This series of articles loosely documents design choices and implementation issues I met during the making of the tln website. I learnt a few lessons along my improvised 9-week schedule, and I thought I could share them with fellow first-timers. I guess some technical points might also be of interest to more experimented developers.
Before what I consider to be real development, I took a few days in order to set up and feed the database which would eventually be used by the Critique application. This article reflects my thought process rather than a clean chronology, which actually does not exist because some parts happened simultaneously, and a few others required me to rework previous steps. Actually I believe there is no need to design things thoroughly beforehand, especially when one's in charge of everything and one still has to learn about some of the tools needed. Anyway, even the largest projects usually go through significant reworks as developers meet unexpected issues.

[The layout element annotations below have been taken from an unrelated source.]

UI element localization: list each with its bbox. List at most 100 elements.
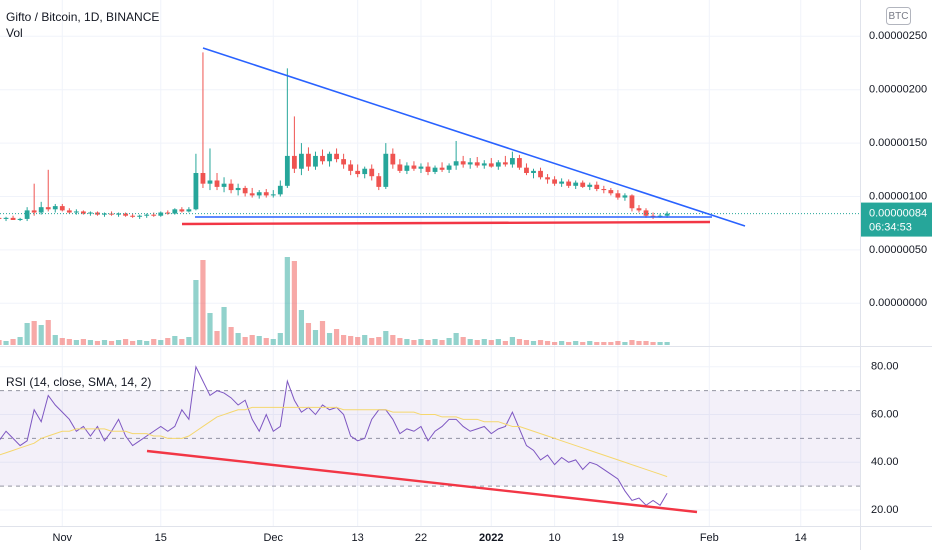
volume-bar xyxy=(551,342,558,345)
candle-body xyxy=(636,208,642,211)
candle-body xyxy=(249,193,255,196)
volume-bar xyxy=(3,341,9,345)
candle-body xyxy=(327,153,332,162)
volume-bar xyxy=(158,340,164,345)
candle-body xyxy=(502,162,508,165)
candle-body xyxy=(509,158,515,165)
volume-bar xyxy=(87,340,94,345)
candle-body xyxy=(299,153,304,169)
volume-bar xyxy=(270,339,276,345)
volume-bar xyxy=(601,342,607,345)
candle-body xyxy=(235,187,241,191)
volume-bar xyxy=(622,342,628,345)
marks xyxy=(0,52,860,506)
volume-bar xyxy=(242,337,248,345)
candle-body xyxy=(3,217,9,219)
candle-body xyxy=(439,167,445,170)
y-tick-label: 0.00000150 xyxy=(869,137,927,149)
y-tick-label: 0.00000050 xyxy=(869,244,927,256)
volume-bar xyxy=(530,341,537,345)
candle-body xyxy=(158,212,164,216)
volume-bar xyxy=(249,335,255,345)
volume-bar xyxy=(80,339,86,345)
candle-body xyxy=(495,162,501,167)
volume-bar xyxy=(559,341,565,345)
candle-body xyxy=(306,153,311,167)
volume-bar xyxy=(94,341,101,345)
candle-body xyxy=(59,206,65,211)
volume-bar xyxy=(179,339,185,345)
volume-bar xyxy=(333,329,340,345)
volume-bar xyxy=(341,335,347,345)
candle-body xyxy=(95,212,100,215)
candle-body xyxy=(214,180,220,187)
volume-bar xyxy=(629,340,635,345)
volume-bar xyxy=(235,333,241,345)
candle-body xyxy=(80,211,86,214)
volume-bar xyxy=(594,342,600,345)
candle-body xyxy=(38,207,44,213)
candle-body xyxy=(200,173,206,184)
volume-bar xyxy=(425,340,431,345)
candle-body xyxy=(418,166,424,169)
rsi-line xyxy=(0,406,668,478)
volume-bar xyxy=(664,342,670,345)
candle-body xyxy=(538,170,543,178)
volume-bar xyxy=(207,313,213,345)
volume-bar xyxy=(151,339,157,345)
x-tick-label: 2022 xyxy=(479,532,503,544)
currency-button[interactable] xyxy=(886,7,911,25)
candle-body xyxy=(369,168,375,177)
rsi-trend-line xyxy=(146,449,698,514)
volume-bar xyxy=(580,342,586,345)
candle-body xyxy=(453,161,459,166)
volume-bar xyxy=(460,337,466,345)
volume-bar xyxy=(221,307,227,345)
volume-bar xyxy=(636,341,642,345)
candle-body xyxy=(524,167,529,173)
volume-bar xyxy=(59,338,65,345)
candle-body xyxy=(397,164,403,171)
candle-body xyxy=(109,213,114,215)
volume-bar xyxy=(643,341,649,345)
candle-body xyxy=(467,162,473,165)
volume-bar xyxy=(404,339,410,345)
candle-body xyxy=(270,194,276,196)
axes: Nov 15 Dec 13 22 2022 10 19 Feb 14 0.00000250 0.000… xyxy=(53,30,932,544)
candle-body xyxy=(123,213,128,216)
candle-body xyxy=(10,217,16,220)
volume-bar xyxy=(45,320,51,345)
candle-body xyxy=(629,195,635,209)
candle-body xyxy=(383,153,389,187)
candle-body xyxy=(137,215,143,217)
x-tick-label: 22 xyxy=(415,532,427,544)
volume-bar xyxy=(319,321,326,345)
candle-body xyxy=(664,213,670,216)
candle-body xyxy=(411,165,417,169)
volume-bar xyxy=(383,331,389,345)
candle-body xyxy=(291,155,297,169)
volume-bar xyxy=(38,325,44,345)
candle-body xyxy=(313,155,318,167)
y-tick-label: 0.00000250 xyxy=(869,30,927,42)
candle-body xyxy=(545,177,550,180)
candle-body xyxy=(66,210,72,213)
volume-bar xyxy=(348,336,354,345)
volume-bar xyxy=(186,337,192,345)
volume-bar xyxy=(228,327,234,345)
candle-body xyxy=(73,211,79,213)
volume-bar xyxy=(362,335,368,345)
volume-bar xyxy=(467,339,473,345)
chart-title: Gifto / Bitcoin, 1D, BINANCE xyxy=(6,10,159,24)
volume-bar xyxy=(291,261,297,345)
y-tick-label: 0.00000100 xyxy=(869,190,927,202)
volume-bar xyxy=(122,339,129,345)
candle-body xyxy=(334,153,339,160)
volume-bar xyxy=(172,336,178,345)
volume-bar xyxy=(474,340,480,345)
y-tick-label: 20.00 xyxy=(871,504,899,516)
candle-body xyxy=(130,215,136,217)
currency-label[interactable]: BTC xyxy=(889,11,909,22)
volume-bar xyxy=(397,338,403,345)
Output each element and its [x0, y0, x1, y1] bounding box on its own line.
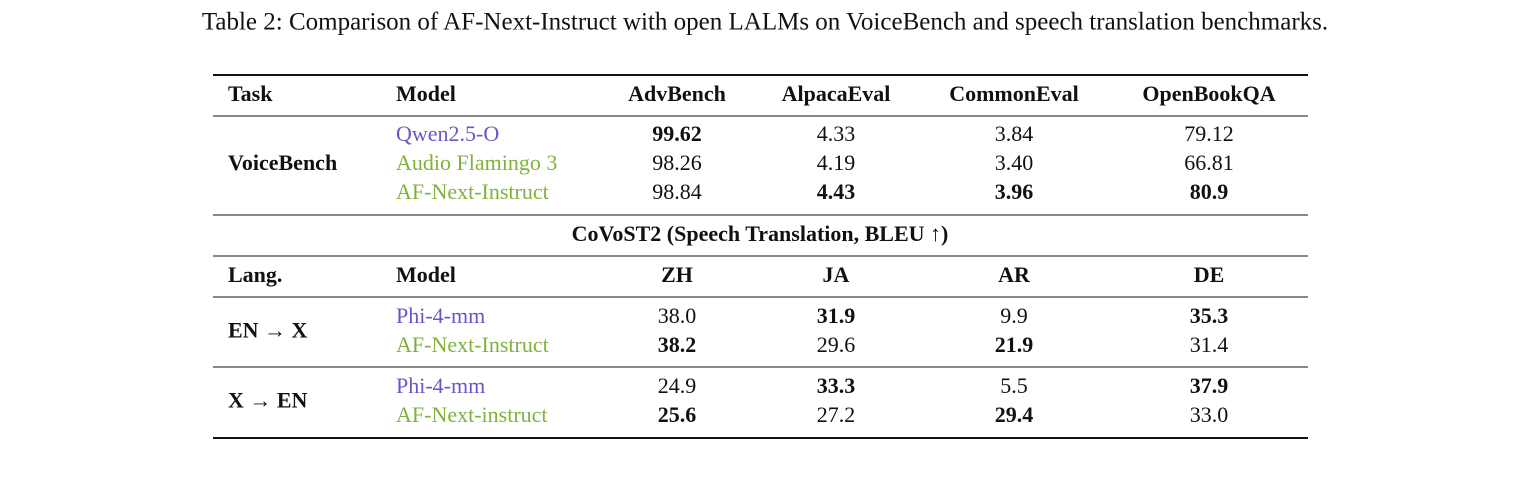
cell: 35.3: [1190, 303, 1229, 328]
cell: 99.62: [652, 121, 702, 146]
cell: 79.12: [1184, 121, 1234, 146]
cell: 31.4: [1190, 332, 1229, 357]
column-header: Model: [396, 81, 456, 106]
group-label: EN → X: [228, 318, 308, 343]
column-header: CommonEval: [949, 81, 1079, 106]
group-label: VoiceBench: [228, 150, 337, 175]
cell: 66.81: [1184, 150, 1234, 175]
cell: 3.84: [995, 121, 1034, 146]
column-header: Lang.: [228, 262, 282, 287]
column-header: Task: [228, 81, 273, 106]
cell: 4.43: [817, 179, 856, 204]
column-header: AlpacaEval: [782, 81, 891, 106]
column-header: OpenBookQA: [1142, 81, 1275, 106]
cell: 5.5: [1000, 373, 1028, 398]
cell: 80.9: [1190, 179, 1229, 204]
cell: 3.40: [995, 150, 1034, 175]
cell: 3.96: [995, 179, 1034, 204]
cell: 33.0: [1190, 402, 1229, 427]
cell: 31.9: [817, 303, 856, 328]
cell: 24.9: [658, 373, 697, 398]
section-title: CoVoST2 (Speech Translation, BLEU ↑): [572, 221, 949, 246]
model-name: Phi-4-mm: [396, 303, 485, 328]
cell: 4.19: [817, 150, 856, 175]
column-header: DE: [1194, 262, 1225, 287]
model-name: Phi-4-mm: [396, 373, 485, 398]
cell: 29.6: [817, 332, 856, 357]
cell: 33.3: [817, 373, 856, 398]
column-header: AdvBench: [628, 81, 726, 106]
cell: 37.9: [1190, 373, 1229, 398]
column-header: ZH: [661, 262, 693, 287]
cell: 9.9: [1000, 303, 1028, 328]
cell: 21.9: [995, 332, 1034, 357]
cell: 4.33: [817, 121, 856, 146]
caption: Table 2: Comparison of AF-Next-Instruct …: [202, 9, 1328, 36]
model-name: AF-Next-Instruct: [396, 332, 549, 357]
cell: 98.84: [652, 179, 702, 204]
column-header: JA: [823, 262, 850, 287]
model-name: AF-Next-instruct: [396, 402, 548, 427]
model-name: AF-Next-Instruct: [396, 179, 549, 204]
model-name: Audio Flamingo 3: [396, 150, 557, 175]
cell: 38.0: [658, 303, 697, 328]
cell: 38.2: [658, 332, 697, 357]
column-header: Model: [396, 262, 456, 287]
cell: 29.4: [995, 402, 1034, 427]
cell: 98.26: [652, 150, 702, 175]
model-name: Qwen2.5-O: [396, 121, 499, 146]
cell: 27.2: [817, 402, 856, 427]
cell: 25.6: [658, 402, 697, 427]
column-header: AR: [998, 262, 1031, 287]
group-label: X → EN: [228, 388, 308, 413]
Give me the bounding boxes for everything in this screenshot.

For what it's worth, here is a sorted list of the main tasks. I had to:
- decide what to show out of the numerous texts and lists I published on SensCritique;
- retrieve this personal data from SC (no public API, and I kept local copies of a few texts only);
- gather some more public data, like movie posters;
- format all this data so that it fit in a workable database.
Choosing a database solution
Out of several DBMS, I chose MongoDB. This arose mainly from my projected model for the
oeuvre objects, which were to be treated as one same collection across different pages (in order to filter movies to watch, or books I read, or any piece of art I'd written a comment on, etc.), yet could be quite different from one another. Indeed I did not intend for every
oeuvre to be illustrated, or to have an IMDb link, or to hold a comment from me, etc.
So I went for a NoSQL solution, which seemed more appropriate for simultaneously handling objects of somewhat different qualities. As to why MongoDB over other NoSQL programs: it seemed flexible enough, I didn't have specific needs like handling huge amounts of data or syncing up multiple machines, and it provided an easy way to import data from JSON documents.
I settled on 300px-tall images. As it happens, IMDb supports a media query system where the image dimensions and crop limits can be passed through an URL. Note the last part of the URL here. The height can be changed to UY300 and the crop part can be removed. I can't tell the benefit of developing this system, over serving images of different sizes (like HD vs. desktop vs. mobile) then making the browser resize them if need be, but, uh, okay.
Obviously, I had to retrieve each IMDb identifier to get to the web page referring to the appropriate poster. I tried to use the DuckDuckGo API through another Python library, unfortunately the project had not been updated for several years and produced very inconsistent results. So I went to make 2000+ automated movie title queries to Google and store every first result from HTML pages.
Once more I did this against terms of service, but screw this again, and for so many reasons. I just had to randomize a 1-2 second delay in order for the IP not to be tagged as potential DoS source for an hour or so. Before I understood this, Google's web service became conditioned to the validation of a few captchas. :')
I still had around 5% of results to correct by hand, because homonyms-like frequently outranked the film I was asking about. For instance, I would search for the 1995 Mamoru Oshii film by querying 'IMDb Ghost in the Shell', but Google would first return the IMDb link to the 2017 reboot (yuck). Automated queries were further hindered by the fact I had retrieved French titles from SensCritique, which often differed from both the original title and the international title best known to IMDb. Hence searching for Yasujirō Ozu's 'Le fils unique' (Hitori Musuko, or The Only Son) links to an obscure 2010 autobiography by Belgian director Miel Van Hoogenbemt...
Building the MongoDB database
At any rate, I was able to gather all the data I wanted. Depending on the source, I created or updated JSON documents (more scripting) so that they could be imported with the MongoDB built-in tool. Then, for automated overall modifications, I used MongoEngine but also PyMongo, probably because I had to make complex low-level queries. Subsequent one-time modifications were carried out either through the web interface (once I'd set it up) or the mongo shell.
I would advise against storing pictures directly inside the database. MongoDB allows to do this, but it seemed like a clumsy thing to do, and filename references to pictures stored in a system folder works fine. As I found out a few months afterwards, it was the easiest way to go for manipulating media files as the admin, and probably the only sane solution for serving media files properly (e.g. using client browser caching so as not to resend unmodified jpg files).